Il triplice fischio a Zenica sancisce il punto più basso della storia del calcio italiano: per la terza volta consecutiva, la Nazionale non parteciperà alla fase finale dei Mondiali. Una disfatta che matura ai calci di rigore dopo una battaglia drammatica finita 5-2 per i padroni di casa, al termine di una gara che ha visto l'Italia lottare in dieci uomini per oltre un'ora.
Il gol di Moise Kean nel primo tempo aveva illuso un intero Paese, ma l'espulsione subita al 42’ ha cambiato l'inerzia del match. Nonostante la resistenza eroica, la lotteria dei rigori ha condannato i ragazzi di Rino Gattuso, lasciando l'Italia ancora una volta spettatrice del torneo più importante del mondo.
Un Gattuso visibilmente commosso si è presentato ai microfoni della Rai nel post-partita, chiedendo scusa a nome di tutto il gruppo.
"Se oggi mi pungono con una spilla, non esce una goccia di sangue: così fa davvero male", ha dichiarato il CT con la sua consueta schiettezza. "Sono orgoglioso dei miei ragazzi, hanno dato tutto e creato occasioni anche in inferiorità numerica. Fa male per noi, per le famiglie e per tutto il movimento".
Le parole più cariche di amarezza sono arrivate però da Leonardo Spinazzola, veterano del gruppo: "Il pensiero va ai bambini. È terribile che un’altra generazione cresca senza vedere l'Italia ai Mondiali".
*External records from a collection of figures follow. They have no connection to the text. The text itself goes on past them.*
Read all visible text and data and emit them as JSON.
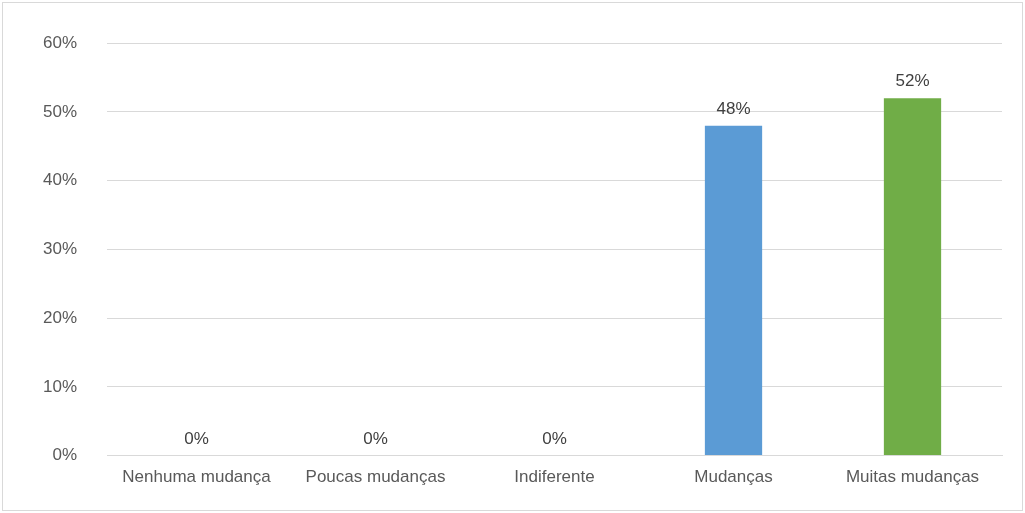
{
  "chart_data": {
    "type": "bar",
    "categories": [
      "Nenhuma mudança",
      "Poucas mudanças",
      "Indiferente",
      "Mudanças",
      "Muitas mudanças"
    ],
    "values": [
      0,
      0,
      0,
      48,
      52
    ],
    "colors": [
      "#5b9bd5",
      "#5b9bd5",
      "#5b9bd5",
      "#5b9bd5",
      "#70ad47"
    ],
    "value_labels": [
      "0%",
      "0%",
      "0%",
      "48%",
      "52%"
    ],
    "ylim": [
      0,
      60
    ],
    "yticks": [
      {
        "value": 0,
        "label": "0%"
      },
      {
        "value": 10,
        "label": "10%"
      },
      {
        "value": 20,
        "label": "20%"
      },
      {
        "value": 30,
        "label": "30%"
      },
      {
        "value": 40,
        "label": "40%"
      },
      {
        "value": 50,
        "label": "50%"
      },
      {
        "value": 60,
        "label": "60%"
      }
    ],
    "grid": "y",
    "legend": false
  }
}
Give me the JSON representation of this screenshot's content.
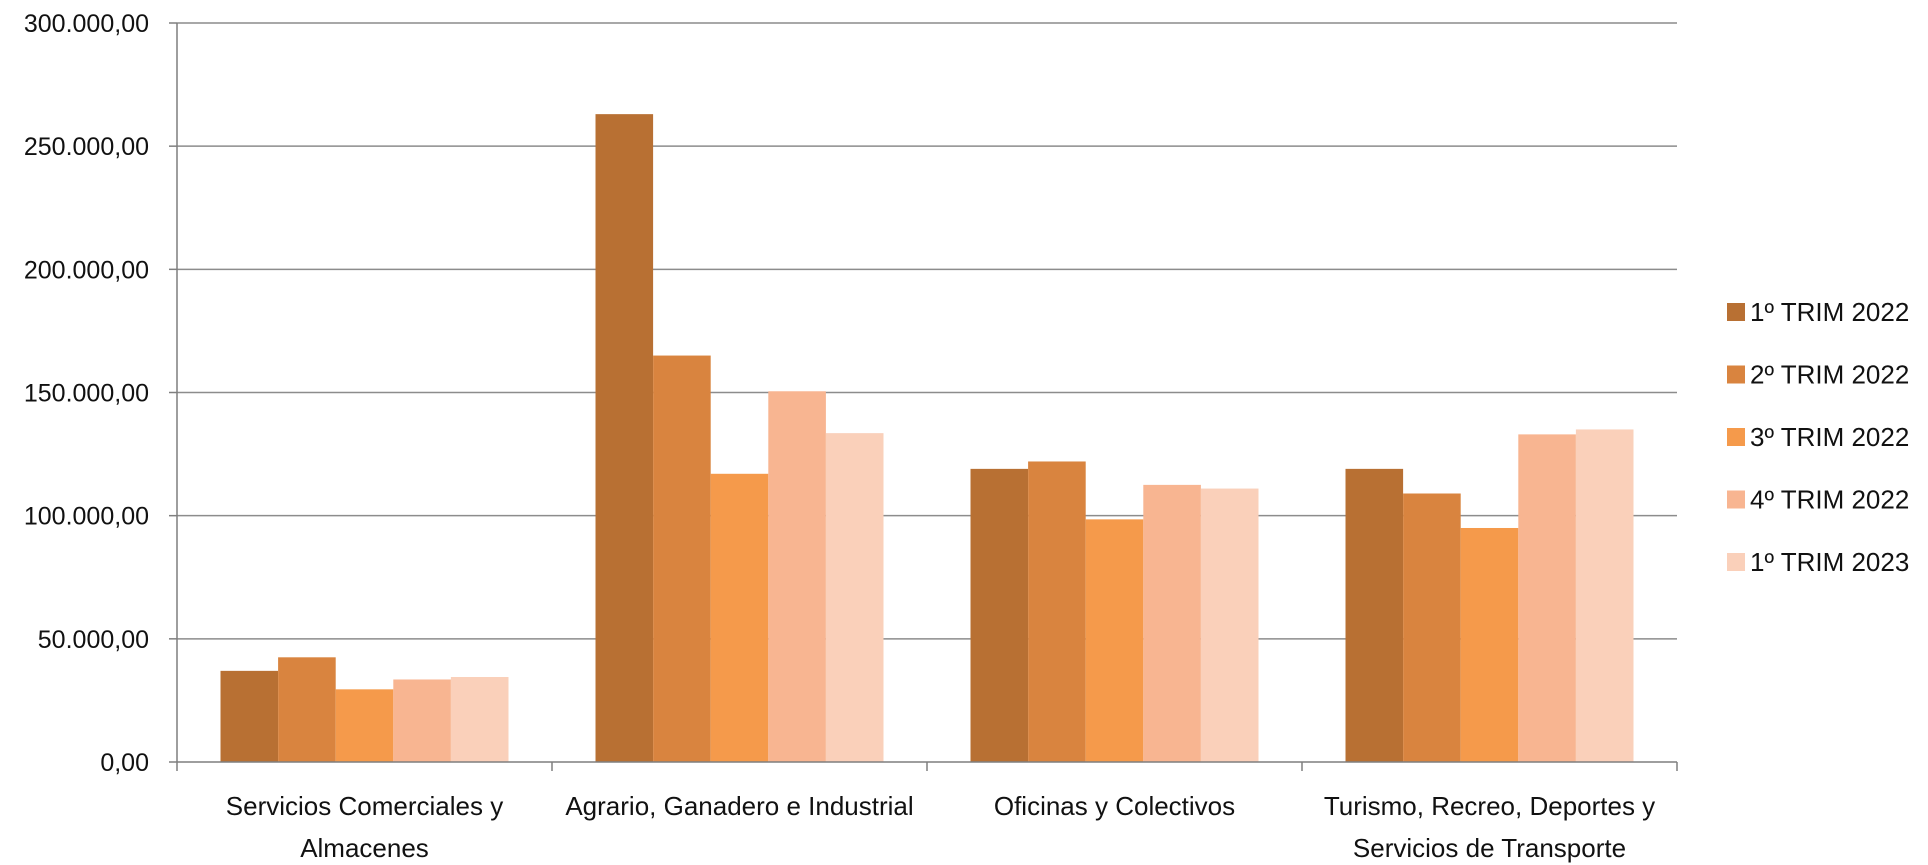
{
  "chart_data": {
    "type": "bar",
    "categories": [
      [
        "Servicios Comerciales y",
        "Almacenes"
      ],
      [
        "Agrario, Ganadero e Industrial"
      ],
      [
        "Oficinas y Colectivos"
      ],
      [
        "Turismo, Recreo, Deportes y",
        "Servicios de Transporte"
      ]
    ],
    "series": [
      {
        "name": "1º TRIM 2022",
        "color": "#B87033",
        "values": [
          37000,
          263000,
          119000,
          119000
        ]
      },
      {
        "name": "2º TRIM 2022",
        "color": "#D9843F",
        "values": [
          42500,
          165000,
          122000,
          109000
        ]
      },
      {
        "name": "3º TRIM 2022",
        "color": "#F59A4B",
        "values": [
          29500,
          117000,
          98500,
          95000
        ]
      },
      {
        "name": "4º TRIM 2022",
        "color": "#F8B591",
        "values": [
          33500,
          150500,
          112500,
          133000
        ]
      },
      {
        "name": "1º TRIM 2023",
        "color": "#FAD0BA",
        "values": [
          34500,
          133500,
          111000,
          135000
        ]
      }
    ],
    "y_ticks": [
      "0,00",
      "50.000,00",
      "100.000,00",
      "150.000,00",
      "200.000,00",
      "250.000,00",
      "300.000,00"
    ],
    "ylim": [
      0,
      300000
    ],
    "grid": true,
    "legend_position": "right",
    "title": "",
    "xlabel": "",
    "ylabel": ""
  }
}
Mentre la squadra piange sul campo, a Roma si apre una crisi istituzionale senza precedenti. Il Presidente della FIGC, Gabriele Gravina, si è assunto la "responsabilità oggettiva" del fallimento, ma non ha rassegnato dimissioni immediate, rimandando ogni decisione alla valutazione del Consiglio Federale. Gravina ha inoltre espresso il desiderio di confermare sia Gattuso che il capodelegazione Gigi Buffon, nel tentativo di dare continuità tecnica.
Sullo sfondo del dibattito politico-sportivo emerge con forza il nome di Giovanni Malagò. Il Presidente del Coni sarebbe già stato sondato da diversi presidenti di Serie A come possibile candidato alla presidenza della FIGC. Una figura di garanzia che potrebbe tentare di ricostruire le macerie di un sistema che, dopo il trionfo europeo del 2021, sembra essere sprofondato in un tunnel senza fine.